School Shooting at The Covenant School in Nashville, Tennessee

Photo+courtesy+of+NBC+News.

AP

Photo courtesy of NBC News.

On March 27, 2023, an armed assailant murdered six people at a small, Christian private school in the Green Hill neighborhood of Nashville, Tennessee after opening fire inside the building. 

The Covenant School was founded in 2001 as a ministry of the Covenant Presbyterian Church. Jim Bachmann, a former pastor at the church, reported to The New York Times that

the church began the school in part because worshipers were finding it difficult to enroll their children in other private schools in the area.

The Nashville Police received a call regarding an active shooter at The Covenant School, a Presbyterian elementary school, around 10:15 a.m. that Monday morning. Nearly fifteen minutes after that call was placed, the shooter was dead, authorities reported to the Associated Press. The remaining students were ferried to a safe location to be reunited with their distressed families.

The shooter was identified as Audrey E. Hale, a 28-year-old former student of the school. Hale was local to the downtown Nashville area and was additionally discovered as having been treated for an unrevealed emotional disorder. While the shooter’s gender identity is unclear, members of the police department told CNN that Hale was born a female, however, used “male pronouns” on social media. Authorities continue to work to answer questions about who Hale was and the true motive behind the school shooting. It is believed that the school and the church that it is affiliated with had been targets, not any person in particular. 

A suicide note, weapons, and ammunition belonging to the Nashville school shooter were found by officers searching the attacker’s home, officials reported. The Nashville police released a list of forty-seven items and groups of items that they found belonging to the shooter, including several journals, two shotguns, cellphones, and laptops. The officers also found “3 folders, 19 journals,” including “firearms courses” and “school shootings” in parentheses near the entry, according to the search warrant published by NBC News. Hale also compiled a handwritten diagram of the school, along with a drawing of how it could be entered. In writings found in the car driven to the school and at the family’s home, police came across evidence that the shooter had planned the attack for months and studied “the actions of other mass murderers,” the Nashville Police reported to The New York Times. It appears as though the shooter had planned the attack months prior.
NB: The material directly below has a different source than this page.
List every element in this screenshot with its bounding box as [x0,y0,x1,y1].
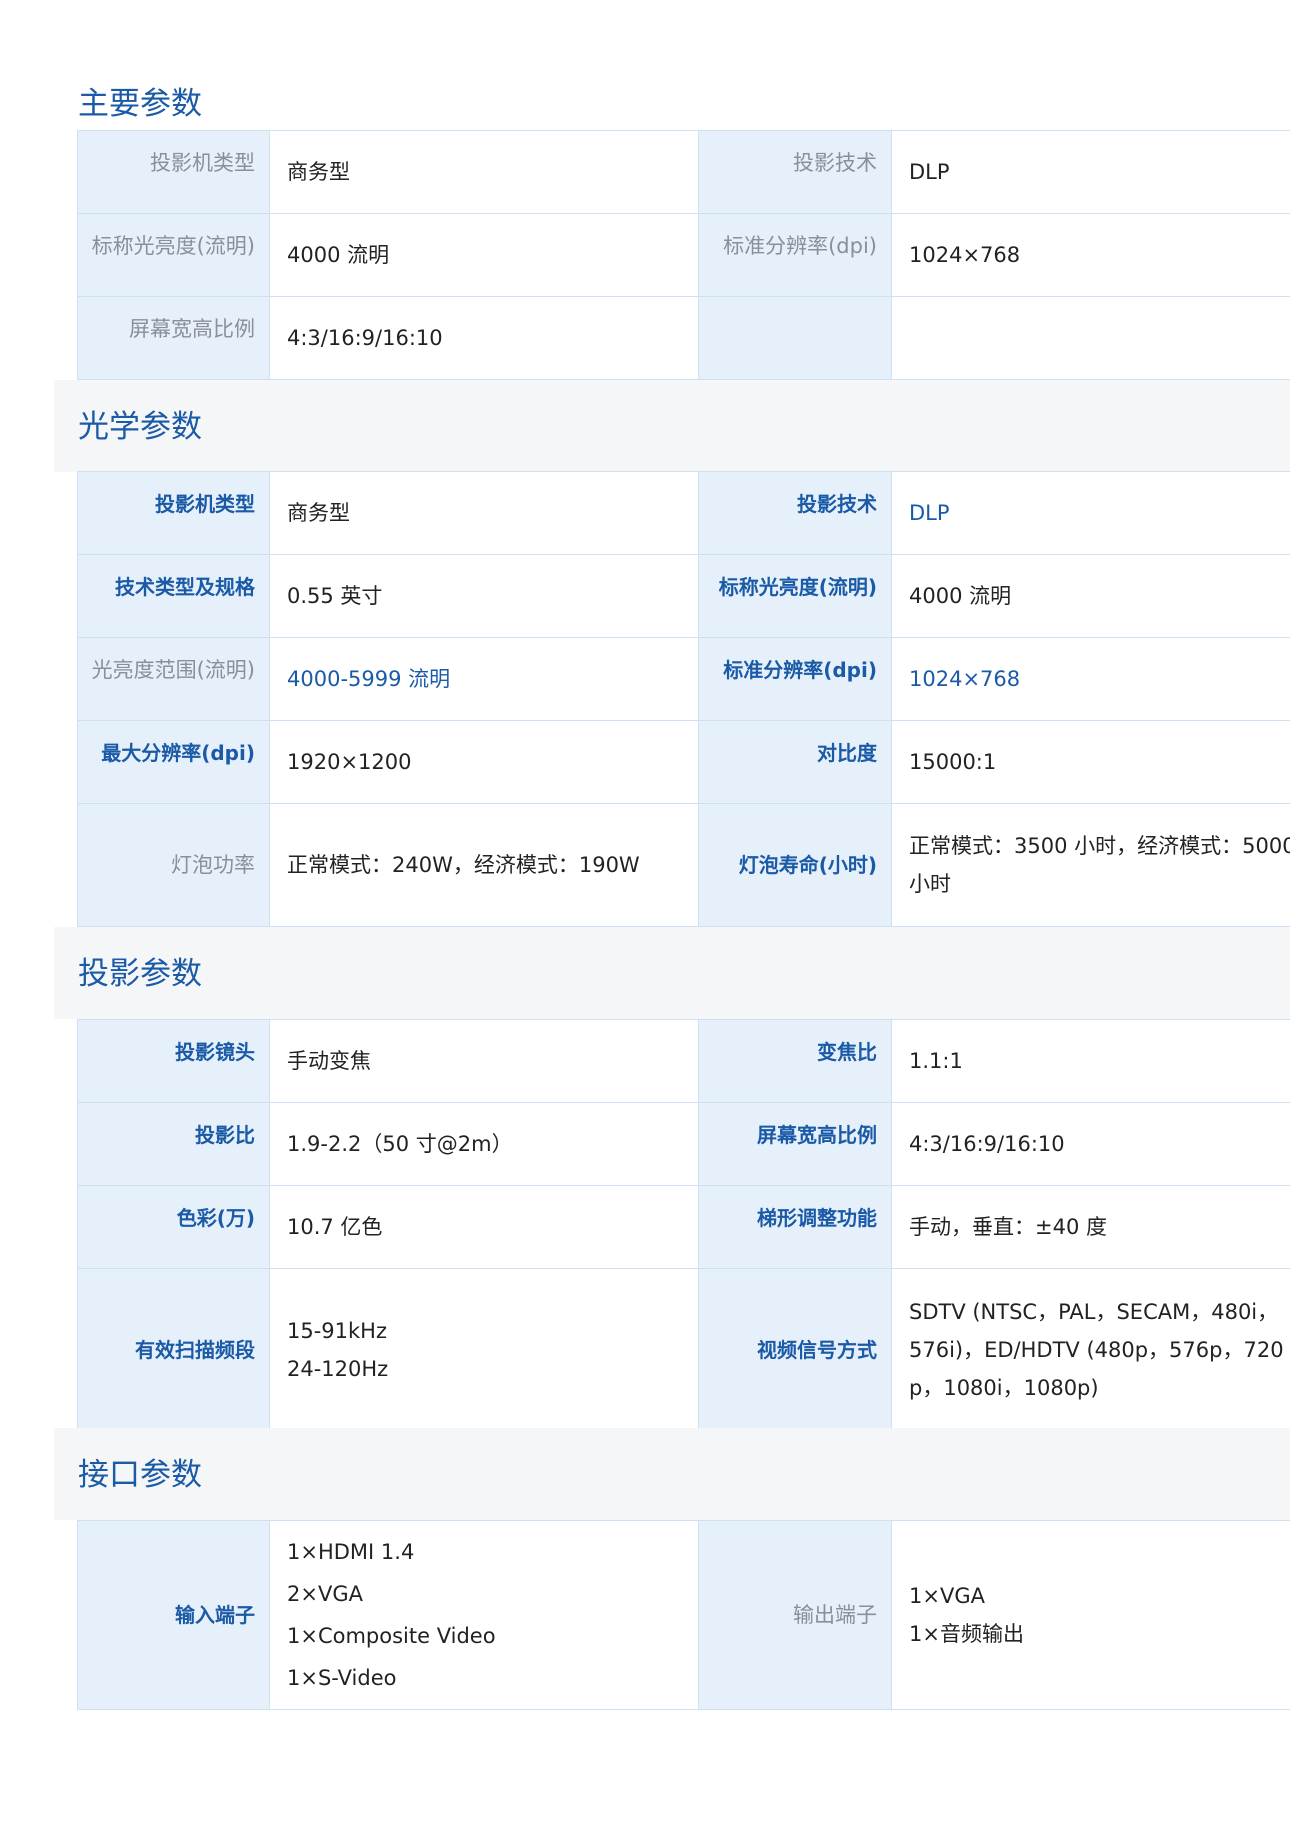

Soundless surveillance footage released the night of the fatal shooting captured Hale parking a car outside of the school and then proceeding to fire through two sets of doors, shattering panes of glass and allowing for entry into the school. With a weapon drawn, Hale could be seen walking through rooms and the halls of the school, at one point passing the children’s ministry. 

A six-minute video compilation of two officers’ body camera footage was released to the public the following day. The footage shows the officers racing through the school, past children’s artwork hanging on the walls, searching classrooms and bathrooms, and ultimately killing the shooter at 10:27 a.m. 

The police identified the six victims of the devastating school shooting as Hallie Scruggs, Evelyn Dieckhaus, and William Kinney, all nine years old; Mike Hill, 61, a school custodian; Cynthia Peak, 61, a substitute teacher; and Katherine Koonce, 60, the head of the school. 

Following the horrific shooting at the Covenant School, Tennessee citizens have vehemently expressed their beliefs in support of gun control. Hundreds had packed into the Tennessee Capitol ahead of floor sessions on the night of April 3, 2023. Many were parents who brought their young children. According to a report by The Washington Post, the crowd continuously chanted “What do we want? Gun control. When do we want it? Now!” Additionally, thousands of students, parents, caregivers and concerned Tennesseans marched to the state capitol the following week, demanding action to gun laws in response to the Covenant School shooting.

The shooting has also proven to be leaving a major impact on the Tennessee legislature as well. Governor Bill Lee announced that he would propose a measure to increase school security measures statewide and was open to the idea of considering something similar to red flag laws, which have been enacted in other states such as Florida. In the Tennessee budget proposal, Lee plans to ask for $30 million to expand the statewide homeland security network with 122 agents serving students at both public and private schools.